WFS: First, as we conclude this conversation, thank you, Sam, for your generous willingness to push me to articulate more clearly what my book is about.

You ask me here at the end to lay out a normative vision for an alternative to the current sorry picture I have drawn with respect to the intersection of law and religion in the United States. I have only pieces of such a project at this point. Seeing beyond the patriarchy (and I use this somewhat anachronistic term to stand in for a broader set of conditions of injustice), religious and secular, may seem pretty difficult these days, but I think there are those who are doing so. While constructing a full-blown ecclesiology is both beyond our space here and above my paygrade, there are those doing this work. I see my students and others already living more attentively to those around them, human and otherwise.

I think that boldness about imagining law beyond the state is one necessary piece of this effort. Law, not just religion. As Mark De Wolfe Howe said in his wonderful book on the religion clauses, The Garden and the Wilderness: “Each of us in entirely free to find [their] history in other places than the pages of the United States Reports.” Their history and their law. I find the work of William Miller highly suggestive. See, for example, his Hrafnkel, or the Ambiguities. And Zakiyyah Jackson’s Becoming Human: Matter and Meaning in an Antiblack World. And myriad projects of local activism. My own small contribution to this effort will be a reappraisal of the vernacular political theology of Joan of Arc.
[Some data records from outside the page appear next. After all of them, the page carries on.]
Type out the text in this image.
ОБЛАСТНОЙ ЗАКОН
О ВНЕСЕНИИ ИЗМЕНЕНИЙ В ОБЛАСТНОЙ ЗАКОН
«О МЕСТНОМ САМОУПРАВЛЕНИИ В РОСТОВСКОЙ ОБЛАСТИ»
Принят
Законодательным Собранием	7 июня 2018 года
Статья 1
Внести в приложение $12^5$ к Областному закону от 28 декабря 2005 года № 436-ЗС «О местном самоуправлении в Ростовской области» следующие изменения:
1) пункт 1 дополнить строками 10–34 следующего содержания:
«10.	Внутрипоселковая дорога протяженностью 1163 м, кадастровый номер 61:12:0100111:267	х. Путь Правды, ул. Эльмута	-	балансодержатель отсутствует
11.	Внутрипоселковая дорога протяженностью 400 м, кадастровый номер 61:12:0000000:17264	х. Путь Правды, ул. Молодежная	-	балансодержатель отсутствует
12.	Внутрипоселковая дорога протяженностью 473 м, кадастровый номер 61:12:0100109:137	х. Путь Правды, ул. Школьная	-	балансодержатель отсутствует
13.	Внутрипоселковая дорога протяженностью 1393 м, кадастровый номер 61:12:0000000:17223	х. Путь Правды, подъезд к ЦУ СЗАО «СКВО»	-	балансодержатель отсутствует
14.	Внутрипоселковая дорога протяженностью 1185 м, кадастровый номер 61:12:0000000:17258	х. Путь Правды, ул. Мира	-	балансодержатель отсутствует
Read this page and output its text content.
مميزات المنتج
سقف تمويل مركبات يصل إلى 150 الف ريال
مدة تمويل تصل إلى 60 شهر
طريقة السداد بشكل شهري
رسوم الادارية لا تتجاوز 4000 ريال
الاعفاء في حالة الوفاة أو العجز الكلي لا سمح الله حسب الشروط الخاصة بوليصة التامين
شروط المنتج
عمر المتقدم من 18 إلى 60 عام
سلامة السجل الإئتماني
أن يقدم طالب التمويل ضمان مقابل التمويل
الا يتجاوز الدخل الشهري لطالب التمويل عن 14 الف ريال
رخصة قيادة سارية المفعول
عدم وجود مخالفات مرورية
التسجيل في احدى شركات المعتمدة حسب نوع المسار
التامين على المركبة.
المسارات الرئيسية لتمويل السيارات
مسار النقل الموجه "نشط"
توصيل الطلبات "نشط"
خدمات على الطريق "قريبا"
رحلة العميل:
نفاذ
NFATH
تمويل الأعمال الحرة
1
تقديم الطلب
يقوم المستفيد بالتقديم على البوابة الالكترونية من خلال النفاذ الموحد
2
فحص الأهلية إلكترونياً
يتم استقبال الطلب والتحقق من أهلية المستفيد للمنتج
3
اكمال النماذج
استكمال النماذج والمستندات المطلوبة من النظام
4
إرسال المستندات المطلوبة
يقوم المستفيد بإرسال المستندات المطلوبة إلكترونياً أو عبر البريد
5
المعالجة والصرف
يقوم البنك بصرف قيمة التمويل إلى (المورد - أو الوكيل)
You say that you want to exploit “the overlap between the historic religions and [your] own secularist sense of justice” to further your political aims. (The metajurisdictional frame here as I understand it is supplied by you, not the justices!) One difficulty I think is that what you—and many others—see as selectively valuable in the historic religions is not actually separable from the rest of religion. Relying on the ethical visions of the historic religions to reform our politics without investing in their communal, liturgical and cosmological aspects—their churchness, in other words—is to live on borrowed time. Those ethical visions depend for their integrity on the rest of religion, including the horizon beyond the human. The rest needs an overhaul, for sure, but not, I think, dismissal.

What I—along with some others in religious studies—are saying is that we cannot give an account of the human without religion—religion broadly understood and as something to argue about, to be sure. But the legal exclusion of nonstatist religious modes makes living together impossible.